Bam Bam came to Rikki's Refuge in October of 2005.Bam Bam was a very young little boy. Bam Bam was very sick. Bam Bam had a horrible eye infection, and a terrible respiratory infection. Bam Bam was very scared of people.Bam Bam had never known a human to be nice to him. And now he would spend the next six months in a cage, being treated for his illnesses and injuries. This meant having his painful eye touched, getting poked with needles, having wounds scrubbed out, being held down and force-fed when he was too sick to eat. All this treatment, of course, made him feel much more comfortable about the human species.
By the time he was ready to be released to a cat house, he knew for certain, humans were evil. He was all healed, except for scar tissue over his left eye, leaving him partially blind. We thought he would be thrilled to roam in the 2000 square-foot freedom of his very own feral cat house. But instead, he cowered in the corner in terror. Too frightened to even come out and eat. After a few days, we felt too sorry for him, and brought him into the 9th Life Retirement, Assisted Living and Psychiatric Center. He felt much more comfortable back in his usual surroundings.
Finally he began to play. A group of other young ferals moved in, including Cola, a little feral girl, who was dispensed from a Coca-Cola machine one-day. They became good buddies. They romped and played. Soon Cola and her friends were ready to go out to a feral cat run. We thought Bam Bam would be happy to go with them. But again, poor Bam Bam was terrified. He huddled in the corner, refusing to eat. Soon he was back in the 9th Life Retirement, Assisted Living and Psychiatric Center.
But all the young ones were out playing and having fun, and the old folks didn’t much appreciate Bam Bam. One day Bam Bam decided if he didn't have young cats play with, he would play with humans, and he skittered out from underneath the couch and jumped on human ankles as they walked through his room. Soon you couldn't walk by, without Bam Bam clinging onto your ankles. It didn't take much longer before he let us pet him. And now he's become a very precious, but still frightened, little boy.
Sometimes in his racing about, he'll slide between our feet and into the next room. He stands perfectly still, looking first in one direction and then the next, absolutely terrified of the monsters that may await in the unknown.
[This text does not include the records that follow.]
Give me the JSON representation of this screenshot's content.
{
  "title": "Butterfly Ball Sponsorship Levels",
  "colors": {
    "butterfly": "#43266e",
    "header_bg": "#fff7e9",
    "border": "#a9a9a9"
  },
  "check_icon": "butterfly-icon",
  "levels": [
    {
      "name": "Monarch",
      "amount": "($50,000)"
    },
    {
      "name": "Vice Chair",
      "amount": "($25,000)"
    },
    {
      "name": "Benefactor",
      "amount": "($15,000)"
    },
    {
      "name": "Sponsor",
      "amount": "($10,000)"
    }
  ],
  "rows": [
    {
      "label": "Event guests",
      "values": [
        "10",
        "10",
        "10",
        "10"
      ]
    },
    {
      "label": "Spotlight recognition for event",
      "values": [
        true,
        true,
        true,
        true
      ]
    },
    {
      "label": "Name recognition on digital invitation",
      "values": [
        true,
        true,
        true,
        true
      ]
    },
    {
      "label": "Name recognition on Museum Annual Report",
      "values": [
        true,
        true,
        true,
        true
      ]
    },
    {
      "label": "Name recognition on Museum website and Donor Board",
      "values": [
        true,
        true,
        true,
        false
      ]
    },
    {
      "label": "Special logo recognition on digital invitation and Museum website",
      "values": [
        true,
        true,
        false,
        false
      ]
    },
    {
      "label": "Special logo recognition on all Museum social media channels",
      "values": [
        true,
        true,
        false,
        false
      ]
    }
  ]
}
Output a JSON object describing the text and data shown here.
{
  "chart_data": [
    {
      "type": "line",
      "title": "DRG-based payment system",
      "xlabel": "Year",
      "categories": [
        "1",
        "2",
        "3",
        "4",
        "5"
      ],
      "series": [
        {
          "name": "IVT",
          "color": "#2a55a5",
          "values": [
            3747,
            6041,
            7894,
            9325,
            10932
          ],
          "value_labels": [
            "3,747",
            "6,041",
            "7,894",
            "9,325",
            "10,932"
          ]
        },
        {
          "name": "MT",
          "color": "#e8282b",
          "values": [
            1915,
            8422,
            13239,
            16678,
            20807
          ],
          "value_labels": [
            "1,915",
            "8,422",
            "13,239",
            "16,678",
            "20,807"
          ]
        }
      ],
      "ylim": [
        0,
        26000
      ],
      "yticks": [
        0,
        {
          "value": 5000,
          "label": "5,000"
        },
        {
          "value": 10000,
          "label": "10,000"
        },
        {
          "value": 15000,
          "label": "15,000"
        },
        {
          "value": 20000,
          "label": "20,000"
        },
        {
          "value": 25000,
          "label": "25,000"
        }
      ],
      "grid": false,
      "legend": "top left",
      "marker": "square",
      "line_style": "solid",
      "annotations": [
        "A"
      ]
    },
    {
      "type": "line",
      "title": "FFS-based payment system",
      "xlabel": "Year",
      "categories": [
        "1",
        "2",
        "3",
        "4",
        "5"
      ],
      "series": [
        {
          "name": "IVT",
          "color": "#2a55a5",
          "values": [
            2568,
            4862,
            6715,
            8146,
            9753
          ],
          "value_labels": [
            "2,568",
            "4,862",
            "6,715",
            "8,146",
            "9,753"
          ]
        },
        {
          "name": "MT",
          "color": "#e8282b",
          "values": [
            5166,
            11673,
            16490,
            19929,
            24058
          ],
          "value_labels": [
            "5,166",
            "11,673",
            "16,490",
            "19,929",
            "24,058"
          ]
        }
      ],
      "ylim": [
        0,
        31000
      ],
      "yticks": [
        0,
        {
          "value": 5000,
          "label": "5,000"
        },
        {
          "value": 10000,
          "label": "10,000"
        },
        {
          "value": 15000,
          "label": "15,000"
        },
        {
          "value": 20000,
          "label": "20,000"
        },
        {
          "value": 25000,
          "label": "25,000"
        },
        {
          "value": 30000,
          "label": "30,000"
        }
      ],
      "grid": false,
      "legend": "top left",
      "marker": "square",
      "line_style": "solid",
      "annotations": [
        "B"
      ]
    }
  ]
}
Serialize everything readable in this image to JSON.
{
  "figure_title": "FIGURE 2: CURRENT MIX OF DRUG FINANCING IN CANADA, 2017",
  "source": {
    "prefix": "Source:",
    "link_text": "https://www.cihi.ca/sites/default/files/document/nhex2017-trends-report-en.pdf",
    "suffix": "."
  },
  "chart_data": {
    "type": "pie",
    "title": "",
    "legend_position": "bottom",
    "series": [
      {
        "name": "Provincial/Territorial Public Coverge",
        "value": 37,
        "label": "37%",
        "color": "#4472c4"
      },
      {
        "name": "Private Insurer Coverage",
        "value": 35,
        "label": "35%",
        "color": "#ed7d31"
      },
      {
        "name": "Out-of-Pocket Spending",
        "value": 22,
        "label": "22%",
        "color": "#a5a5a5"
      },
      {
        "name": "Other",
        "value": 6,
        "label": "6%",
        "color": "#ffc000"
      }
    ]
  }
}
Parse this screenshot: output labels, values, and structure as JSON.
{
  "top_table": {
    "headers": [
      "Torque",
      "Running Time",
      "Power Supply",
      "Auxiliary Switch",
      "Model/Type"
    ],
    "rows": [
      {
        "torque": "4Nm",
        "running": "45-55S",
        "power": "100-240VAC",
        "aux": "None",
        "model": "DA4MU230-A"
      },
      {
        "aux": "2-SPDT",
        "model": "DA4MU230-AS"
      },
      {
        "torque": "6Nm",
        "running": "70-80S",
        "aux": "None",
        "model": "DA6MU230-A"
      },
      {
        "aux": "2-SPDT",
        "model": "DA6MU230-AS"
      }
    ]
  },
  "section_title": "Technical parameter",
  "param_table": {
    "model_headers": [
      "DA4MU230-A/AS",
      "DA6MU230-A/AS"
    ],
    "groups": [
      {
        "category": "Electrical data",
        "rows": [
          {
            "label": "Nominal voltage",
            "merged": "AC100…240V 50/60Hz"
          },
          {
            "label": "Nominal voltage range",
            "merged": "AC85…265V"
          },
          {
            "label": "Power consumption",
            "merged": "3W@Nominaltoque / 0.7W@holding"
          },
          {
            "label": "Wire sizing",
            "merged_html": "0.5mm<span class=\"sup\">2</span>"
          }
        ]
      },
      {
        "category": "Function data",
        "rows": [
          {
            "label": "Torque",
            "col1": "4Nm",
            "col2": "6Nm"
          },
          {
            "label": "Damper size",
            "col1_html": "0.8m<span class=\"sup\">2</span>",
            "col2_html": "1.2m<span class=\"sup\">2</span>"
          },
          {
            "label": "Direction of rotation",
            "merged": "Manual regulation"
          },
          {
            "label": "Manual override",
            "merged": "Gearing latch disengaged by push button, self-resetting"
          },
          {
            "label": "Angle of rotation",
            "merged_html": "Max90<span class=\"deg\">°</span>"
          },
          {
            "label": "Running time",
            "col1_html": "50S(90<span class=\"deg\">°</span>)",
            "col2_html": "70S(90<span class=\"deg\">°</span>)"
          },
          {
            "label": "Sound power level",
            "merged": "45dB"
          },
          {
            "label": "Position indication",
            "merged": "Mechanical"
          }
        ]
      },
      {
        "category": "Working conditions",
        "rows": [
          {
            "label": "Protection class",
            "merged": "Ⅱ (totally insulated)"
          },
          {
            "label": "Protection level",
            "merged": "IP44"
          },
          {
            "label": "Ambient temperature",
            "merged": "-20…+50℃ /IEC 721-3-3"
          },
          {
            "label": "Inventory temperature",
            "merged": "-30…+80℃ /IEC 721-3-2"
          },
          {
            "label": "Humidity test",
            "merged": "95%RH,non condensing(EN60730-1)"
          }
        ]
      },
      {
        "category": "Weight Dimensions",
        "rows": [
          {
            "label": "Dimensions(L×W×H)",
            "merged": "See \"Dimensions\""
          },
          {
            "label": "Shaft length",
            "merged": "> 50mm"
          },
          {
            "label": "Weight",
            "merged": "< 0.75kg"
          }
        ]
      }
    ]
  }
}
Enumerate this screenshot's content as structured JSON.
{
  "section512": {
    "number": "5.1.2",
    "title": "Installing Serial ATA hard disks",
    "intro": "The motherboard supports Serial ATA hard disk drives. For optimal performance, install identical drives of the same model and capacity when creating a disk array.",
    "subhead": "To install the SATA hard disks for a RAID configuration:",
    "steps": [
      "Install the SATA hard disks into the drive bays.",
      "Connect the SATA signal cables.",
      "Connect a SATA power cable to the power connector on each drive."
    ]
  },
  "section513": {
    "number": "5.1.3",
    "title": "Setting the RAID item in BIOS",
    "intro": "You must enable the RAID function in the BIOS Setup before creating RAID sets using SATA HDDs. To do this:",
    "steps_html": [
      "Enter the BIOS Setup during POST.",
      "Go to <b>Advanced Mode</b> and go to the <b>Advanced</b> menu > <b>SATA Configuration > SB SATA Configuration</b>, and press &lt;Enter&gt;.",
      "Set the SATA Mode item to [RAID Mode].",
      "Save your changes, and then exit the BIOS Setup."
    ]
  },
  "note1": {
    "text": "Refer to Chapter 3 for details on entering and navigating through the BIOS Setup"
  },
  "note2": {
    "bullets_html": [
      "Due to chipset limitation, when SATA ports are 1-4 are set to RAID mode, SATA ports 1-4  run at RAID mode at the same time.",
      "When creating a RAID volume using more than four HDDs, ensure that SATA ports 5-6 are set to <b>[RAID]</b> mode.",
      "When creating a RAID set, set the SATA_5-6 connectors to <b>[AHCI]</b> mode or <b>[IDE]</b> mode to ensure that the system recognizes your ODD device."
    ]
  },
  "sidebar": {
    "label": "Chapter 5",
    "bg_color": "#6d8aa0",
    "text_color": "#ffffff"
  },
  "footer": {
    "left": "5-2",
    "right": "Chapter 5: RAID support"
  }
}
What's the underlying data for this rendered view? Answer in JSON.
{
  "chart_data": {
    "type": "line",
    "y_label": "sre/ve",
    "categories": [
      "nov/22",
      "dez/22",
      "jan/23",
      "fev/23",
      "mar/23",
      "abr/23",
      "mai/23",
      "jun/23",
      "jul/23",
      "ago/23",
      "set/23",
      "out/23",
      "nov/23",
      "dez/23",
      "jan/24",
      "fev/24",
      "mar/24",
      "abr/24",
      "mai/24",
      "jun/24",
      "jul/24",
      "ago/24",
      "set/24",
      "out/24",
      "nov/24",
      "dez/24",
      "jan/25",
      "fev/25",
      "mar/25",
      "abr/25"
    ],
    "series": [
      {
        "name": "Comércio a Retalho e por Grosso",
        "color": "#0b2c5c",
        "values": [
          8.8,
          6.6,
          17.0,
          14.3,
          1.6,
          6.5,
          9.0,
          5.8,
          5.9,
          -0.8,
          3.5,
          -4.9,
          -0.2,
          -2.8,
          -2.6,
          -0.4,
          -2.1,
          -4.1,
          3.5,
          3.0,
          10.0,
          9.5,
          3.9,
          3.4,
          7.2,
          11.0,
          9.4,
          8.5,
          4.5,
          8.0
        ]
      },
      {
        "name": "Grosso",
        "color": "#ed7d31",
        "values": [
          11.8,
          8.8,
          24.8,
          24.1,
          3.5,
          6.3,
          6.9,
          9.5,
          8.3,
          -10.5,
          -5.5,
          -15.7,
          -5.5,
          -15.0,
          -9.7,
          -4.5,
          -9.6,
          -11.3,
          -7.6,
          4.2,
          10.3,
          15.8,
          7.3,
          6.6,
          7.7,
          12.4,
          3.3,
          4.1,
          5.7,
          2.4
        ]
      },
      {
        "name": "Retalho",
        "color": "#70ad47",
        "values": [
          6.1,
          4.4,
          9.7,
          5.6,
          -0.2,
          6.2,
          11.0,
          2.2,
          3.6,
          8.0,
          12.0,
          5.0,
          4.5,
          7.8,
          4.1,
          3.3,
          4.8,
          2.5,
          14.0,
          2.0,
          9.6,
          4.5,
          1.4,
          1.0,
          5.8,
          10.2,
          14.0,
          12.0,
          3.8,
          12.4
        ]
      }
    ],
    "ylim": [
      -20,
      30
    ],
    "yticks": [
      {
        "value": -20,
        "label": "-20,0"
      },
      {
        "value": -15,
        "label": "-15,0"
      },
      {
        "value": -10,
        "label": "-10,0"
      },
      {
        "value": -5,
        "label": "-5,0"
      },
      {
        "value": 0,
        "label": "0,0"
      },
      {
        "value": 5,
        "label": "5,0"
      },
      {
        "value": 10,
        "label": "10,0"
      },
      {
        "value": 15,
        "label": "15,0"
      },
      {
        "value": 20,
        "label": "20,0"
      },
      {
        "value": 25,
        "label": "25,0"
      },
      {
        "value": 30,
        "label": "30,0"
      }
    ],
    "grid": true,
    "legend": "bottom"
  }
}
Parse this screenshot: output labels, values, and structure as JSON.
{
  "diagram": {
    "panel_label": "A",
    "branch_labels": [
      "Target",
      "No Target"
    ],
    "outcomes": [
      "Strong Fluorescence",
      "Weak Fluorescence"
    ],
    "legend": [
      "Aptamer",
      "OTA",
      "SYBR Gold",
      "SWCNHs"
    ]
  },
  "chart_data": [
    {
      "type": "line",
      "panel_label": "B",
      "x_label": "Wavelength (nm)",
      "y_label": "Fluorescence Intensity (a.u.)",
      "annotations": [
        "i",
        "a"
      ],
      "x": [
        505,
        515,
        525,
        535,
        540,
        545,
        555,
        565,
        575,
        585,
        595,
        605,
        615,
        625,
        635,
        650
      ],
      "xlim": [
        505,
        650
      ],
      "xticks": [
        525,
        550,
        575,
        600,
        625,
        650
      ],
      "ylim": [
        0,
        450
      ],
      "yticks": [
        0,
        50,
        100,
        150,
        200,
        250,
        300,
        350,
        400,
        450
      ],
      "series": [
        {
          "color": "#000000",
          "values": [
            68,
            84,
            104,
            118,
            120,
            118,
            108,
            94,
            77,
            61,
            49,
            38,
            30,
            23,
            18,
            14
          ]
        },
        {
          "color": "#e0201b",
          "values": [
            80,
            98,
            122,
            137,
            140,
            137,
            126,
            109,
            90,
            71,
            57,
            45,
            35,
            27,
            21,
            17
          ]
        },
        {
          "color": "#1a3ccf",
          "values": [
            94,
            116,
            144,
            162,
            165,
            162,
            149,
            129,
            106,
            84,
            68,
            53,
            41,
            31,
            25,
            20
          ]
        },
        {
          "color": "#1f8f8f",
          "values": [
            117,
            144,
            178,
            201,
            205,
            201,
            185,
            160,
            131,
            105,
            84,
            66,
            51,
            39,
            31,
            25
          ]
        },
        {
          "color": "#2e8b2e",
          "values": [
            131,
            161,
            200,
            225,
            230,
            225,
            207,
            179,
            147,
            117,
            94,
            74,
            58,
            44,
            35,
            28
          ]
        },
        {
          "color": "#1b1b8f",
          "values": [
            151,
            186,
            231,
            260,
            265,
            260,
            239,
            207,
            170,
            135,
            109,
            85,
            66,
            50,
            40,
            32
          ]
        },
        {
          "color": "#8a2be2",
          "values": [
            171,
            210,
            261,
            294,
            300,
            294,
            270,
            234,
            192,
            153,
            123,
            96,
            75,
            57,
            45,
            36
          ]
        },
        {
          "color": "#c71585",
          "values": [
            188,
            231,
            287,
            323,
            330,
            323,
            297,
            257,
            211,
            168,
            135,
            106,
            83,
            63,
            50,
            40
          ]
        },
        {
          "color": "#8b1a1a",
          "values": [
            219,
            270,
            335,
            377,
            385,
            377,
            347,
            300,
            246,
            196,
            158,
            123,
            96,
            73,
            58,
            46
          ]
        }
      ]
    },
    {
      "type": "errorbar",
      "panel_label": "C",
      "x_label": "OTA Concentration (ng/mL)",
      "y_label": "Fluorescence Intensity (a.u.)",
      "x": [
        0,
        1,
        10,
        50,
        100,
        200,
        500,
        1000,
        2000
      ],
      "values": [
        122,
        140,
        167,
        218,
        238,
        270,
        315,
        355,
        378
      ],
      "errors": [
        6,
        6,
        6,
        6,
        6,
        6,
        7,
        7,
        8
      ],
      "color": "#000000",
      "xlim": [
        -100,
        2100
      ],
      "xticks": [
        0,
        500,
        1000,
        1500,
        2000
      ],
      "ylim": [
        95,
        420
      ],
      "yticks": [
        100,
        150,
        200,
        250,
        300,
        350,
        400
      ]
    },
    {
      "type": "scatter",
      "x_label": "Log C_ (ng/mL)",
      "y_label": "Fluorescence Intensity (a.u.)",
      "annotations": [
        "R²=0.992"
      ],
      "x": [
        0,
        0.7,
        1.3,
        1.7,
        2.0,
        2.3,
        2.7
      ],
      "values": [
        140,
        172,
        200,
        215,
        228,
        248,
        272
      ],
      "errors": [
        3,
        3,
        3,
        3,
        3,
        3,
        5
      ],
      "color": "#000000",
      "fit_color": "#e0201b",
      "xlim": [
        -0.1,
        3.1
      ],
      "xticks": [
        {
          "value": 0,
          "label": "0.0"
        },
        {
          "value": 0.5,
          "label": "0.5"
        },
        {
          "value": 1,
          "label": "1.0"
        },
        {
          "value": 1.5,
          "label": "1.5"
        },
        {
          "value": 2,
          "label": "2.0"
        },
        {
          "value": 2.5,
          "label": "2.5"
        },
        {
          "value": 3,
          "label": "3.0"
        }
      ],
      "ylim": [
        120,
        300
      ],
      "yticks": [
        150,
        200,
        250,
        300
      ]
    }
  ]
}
He is completely petrified, until we pick him up and take him back to his room. Then he goes back to being happy Bam Bam.
We keep trying, and we will keep trying, to acclimate him to a feral cat house, because we think he would be happier with lots of young friends, and 100 foot runway to race and charge, and big climbing toys to reach new heights. But every time he tries out a cat house, he feigns absolute terror, refuses to eat, and gets returned to the 9th Life Retirement, Assisted Living and Psychiatric Center. I'm not sure if he belongs in the Assisted Living for the Mentally Handicapped Section or the Psychiatric Center, but he sure isn’t a feral cat!
He still has some of the usual skittish feral attitudes, like the terror of being lifted off his feet.But he’d make a wonderful pet for somebody willing to give him the patience, love, and understanding that he deserves. Do you have another kitty or two friend for Bam Bam, and the love in your heart to welcome him in?